I recently started with a new MD in the area, the same general practicioner my dad -- with whom I share a name -- sees. This has led to a couple of minor mixups as the practice gets used to dealing with a doubling of the Toms Bernard on their roster.

It's really been nothing much more serious than a crossed phone call and a few extra minutes in the waiting room because the assistant saw the name on the appointment sheet, and came out looking for my dad, but it's easy to imagine how something relatively mundane like that could lead to complications if we're not all careful.
I don't know of anyone who has decried legal protections of privacy as "Nanny-statism" or "big brother" -- but even if some did, what does this have to do with actual meddling "nanny-state" legislation in the health area, such as making it illegal to sell a health insurance policy that does not cover hair transplants or in vitro fertilization?

Also, do you really think your doctor would be so arbitrary or evil as to refuse to remove such material, despite your showing it to be false?
David - this is all anecdotal, but...

In 1993 I asked to see my personal records after a claim denial by my insurer. My physician at the time refused to let me see the file. He claimed that it was his property and showing it to me would somehow violate my own privacy. Seriously. The doc offered to "expalain" to me what was in the file, but he would not let me actually read it myself.

When I mentioned this to my attorney, he pointed out that MDs are paranoid about liability and therefore do not want patients combing records for mistakes. HIPAA remedied this by providing a mechanism for both Dr and patient to resolve simple issues with protections for both parties involved.

Secondly, when the HIPAA standards went into effect just a few years back, almost every physician's office I visited rolled their eyes and complained about "the gov't telling us how to do our job." I even had a pharmacist spout off because he had to collect signatures when dispensing drugs.

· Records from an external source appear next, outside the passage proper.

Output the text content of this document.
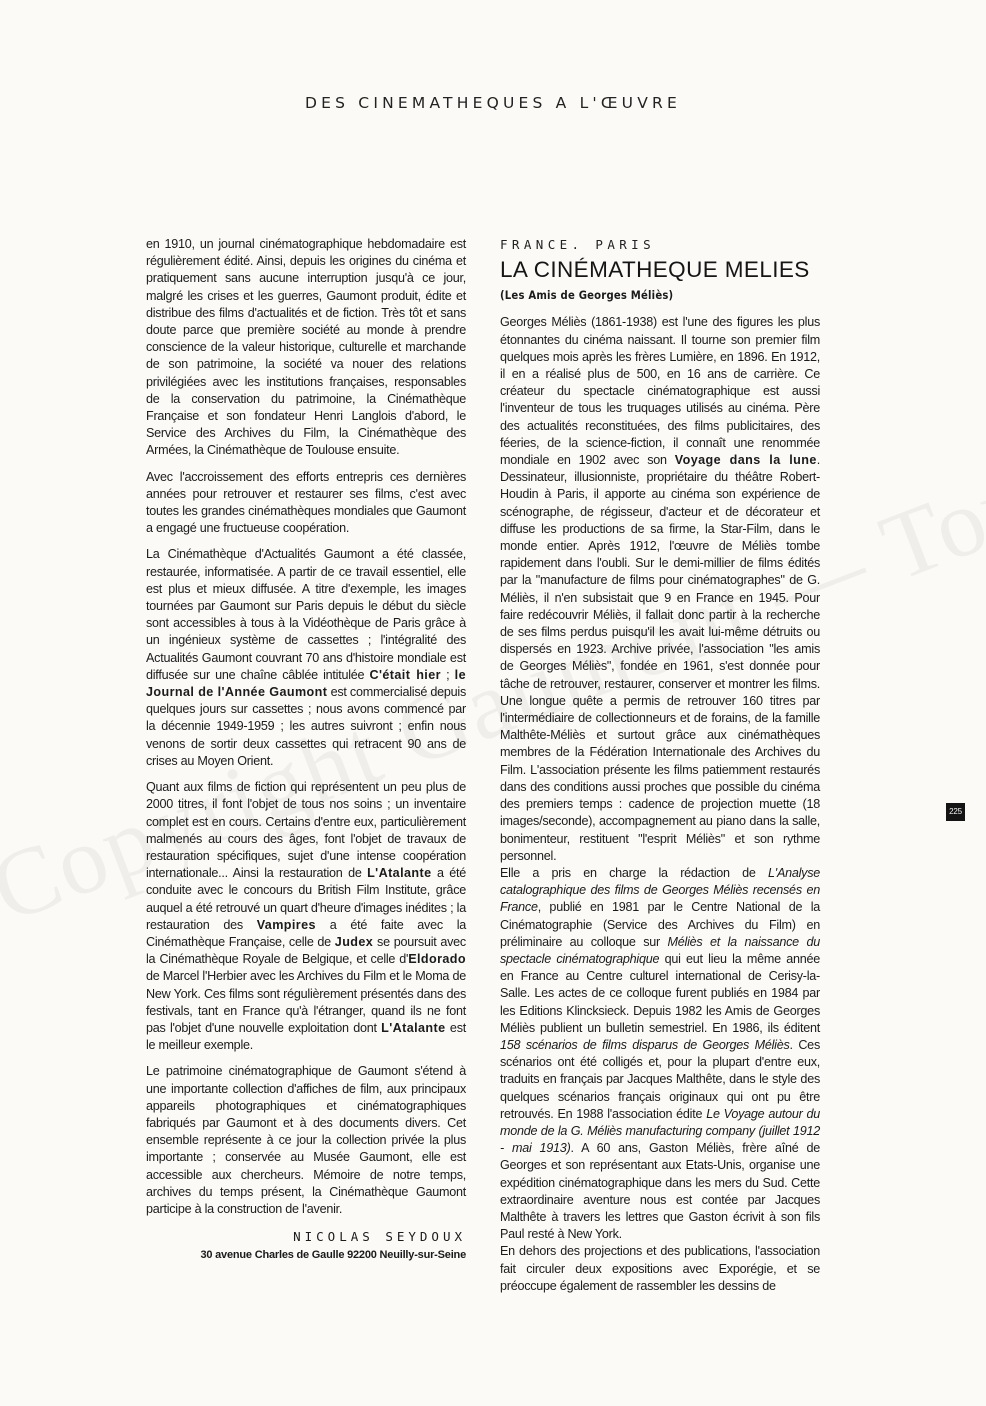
DES CINEMATHEQUES A L'ŒUVRE

en 1910, un journal cinématographique hebdomadaire est régulièrement édité. Ainsi, depuis les origines du cinéma et pratiquement sans aucune interruption jusqu'à ce jour, malgré les crises et les guerres, Gaumont produit, édite et distribue des films d'actualités et de fiction. Très tôt et sans doute parce que première société au monde à prendre conscience de la valeur historique, culturelle et marchande de son patrimoine, la société va nouer des relations privilégiées avec les institutions françaises, responsables de la conservation du patrimoine, la Cinémathèque Française et son fondateur Henri Langlois d'abord, le Service des Archives du Film, la Cinémathèque des Armées, la Cinémathèque de Toulouse ensuite.

Avec l'accroissement des efforts entrepris ces dernières années pour retrouver et restaurer ses films, c'est avec toutes les grandes cinémathèques mondiales que Gaumont a engagé une fructueuse coopération.

La Cinémathèque d'Actualités Gaumont a été classée, restaurée, informatisée. A partir de ce travail essentiel, elle est plus et mieux diffusée. A titre d'exemple, les images tournées par Gaumont sur Paris depuis le début du siècle sont accessibles à tous à la Vidéothèque de Paris grâce à un ingénieux système de cassettes ; l'intégralité des Actualités Gaumont couvrant 70 ans d'histoire mondiale est diffusée sur une chaîne câblée intitulée C'était hier ; le Journal de l'Année Gaumont est commercialisé depuis quelques jours sur cassettes ; nous avons commencé par la décennie 1949-1959 ; les autres suivront ; enfin nous venons de sortir deux cassettes qui retracent 90 ans de crises au Moyen Orient.

Quant aux films de fiction qui représentent un peu plus de 2000 titres, il font l'objet de tous nos soins ; un inventaire complet est en cours. Certains d'entre eux, particulièrement malmenés au cours des âges, font l'objet de travaux de restauration spécifiques, sujet d'une intense coopération internationale... Ainsi la restauration de L'Atalante a été conduite avec le concours du British Film Institute, grâce auquel a été retrouvé un quart d'heure d'images inédites ; la restauration des Vampires a été faite avec la Cinémathèque Française, celle de Judex se poursuit avec la Cinémathèque Royale de Belgique, et celle d'Eldorado de Marcel l'Herbier avec les Archives du Film et le Moma de New York. Ces films sont régulièrement présentés dans des festivals, tant en France qu'à l'étranger, quand ils ne font pas l'objet d'une nouvelle exploitation dont L'Atalante est le meilleur exemple.

Le patrimoine cinématographique de Gaumont s'étend à une importante collection d'affiches de film, aux principaux appareils photographiques et cinématographiques fabriqués par Gaumont et à des documents divers. Cet ensemble représente à ce jour la collection privée la plus importante ; conservée au Musée Gaumont, elle est accessible aux chercheurs. Mémoire de notre temps, archives du temps présent, la Cinémathèque Gaumont participe à la construction de l'avenir.

NICOLAS SEYDOUX
30 avenue Charles de Gaulle 92200 Neuilly-sur-Seine
FRANCE. PARIS
LA CINÉMATHEQUE MELIES
(Les Amis de Georges Méliès)

Georges Méliès (1861-1938) est l'une des figures les plus étonnantes du cinéma naissant. Il tourne son premier film quelques mois après les frères Lumière, en 1896. En 1912, il en a réalisé plus de 500, en 16 ans de carrière. Ce créateur du spectacle cinématographique est aussi l'inventeur de tous les truquages utilisés au cinéma. Père des actualités reconstituées, des films publicitaires, des féeries, de la science-fiction, il connaît une renommée mondiale en 1902 avec son Voyage dans la lune. Dessinateur, illusionniste, propriétaire du théâtre Robert-Houdin à Paris, il apporte au cinéma son expérience de scénographe, de régisseur, d'acteur et de décorateur et diffuse les productions de sa firme, la Star-Film, dans le monde entier. Après 1912, l'œuvre de Méliès tombe rapidement dans l'oubli. Sur le demi-millier de films édités par la "manufacture de films pour cinématographes" de G. Méliès, il n'en subsistait que 9 en France en 1945. Pour faire redécouvrir Méliès, il fallait donc partir à la recherche de ses films perdus puisqu'il les avait lui-même détruits ou dispersés en 1923. Archive privée, l'association "les amis de Georges Méliès", fondée en 1961, s'est donnée pour tâche de retrouver, restaurer, conserver et montrer les films. Une longue quête a permis de retrouver 160 titres par l'intermédiaire de collectionneurs et de forains, de la famille Malthête-Méliès et surtout grâce aux cinémathèques membres de la Fédération Internationale des Archives du Film. L'association présente les films patiemment restaurés dans des conditions aussi proches que possible du cinéma des premiers temps : cadence de projection muette (18 images/seconde), accompagnement au piano dans la salle, bonimenteur, restituent "l'esprit Méliès" et son rythme personnel.

Elle a pris en charge la rédaction de L'Analyse catalographique des films de Georges Méliès recensés en France, publié en 1981 par le Centre National de la Cinématographie (Service des Archives du Film) en préliminaire au colloque sur Méliès et la naissance du spectacle cinématographique qui eut lieu la même année en France au Centre culturel international de Cerisy-la-Salle. Les actes de ce colloque furent publiés en 1984 par les Editions Klincksieck. Depuis 1982 les Amis de Georges Méliès publient un bulletin semestriel. En 1986, ils éditent 158 scénarios de films disparus de Georges Méliès. Ces scénarios ont été colligés et, pour la plupart d'entre eux, traduits en français par Jacques Malthête, dans le style des quelques scénarios français originaux qui ont pu être retrouvés. En 1988 l'association édite Le Voyage autour du monde de la G. Méliès manufacturing company (juillet 1912 - mai 1913). A 60 ans, Gaston Méliès, frère aîné de Georges et son représentant aux Etats-Unis, organise une expédition cinématographique dans les mers du Sud. Cette extraordinaire aventure nous est contée par Jacques Malthête à travers les lettres que Gaston écrivit à son fils Paul resté à New York.

En dehors des projections et des publications, l'association fait circuler deux expositions avec Exporégie, et se préoccupe également de rassembler les dessins de

225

Milton Friedman (RIP) surely would have considered HIPAA a nanny state intrusion into the free market.
OK, you apparently have a point that HIPAA was needed on this matter, to grant us all the right to see our own medical records. But I repeat that the government requiring open records is not nanny-statism, unless you define it far more broadly than the people who use the term and decry such actions.

As it happens, Milton Friedman was around and still writing, but I can find no such position of his on HIPAA. His ideological soulmates at the Heartland Institute, however, did write thoroughly on HIPAA; their objection to its effects on records concerned privacy issues from the records going to the government, not a fear that patients would see their own records:

"The Act requires all health professionals to disclose to the government the details of every patient encounter, including diagnosis, test results, therapy, charges, and 32 pieces of demographic data on every patient.<32> These provisions could mean the end of patient privacy and confidentiality of the physician-patient relationship."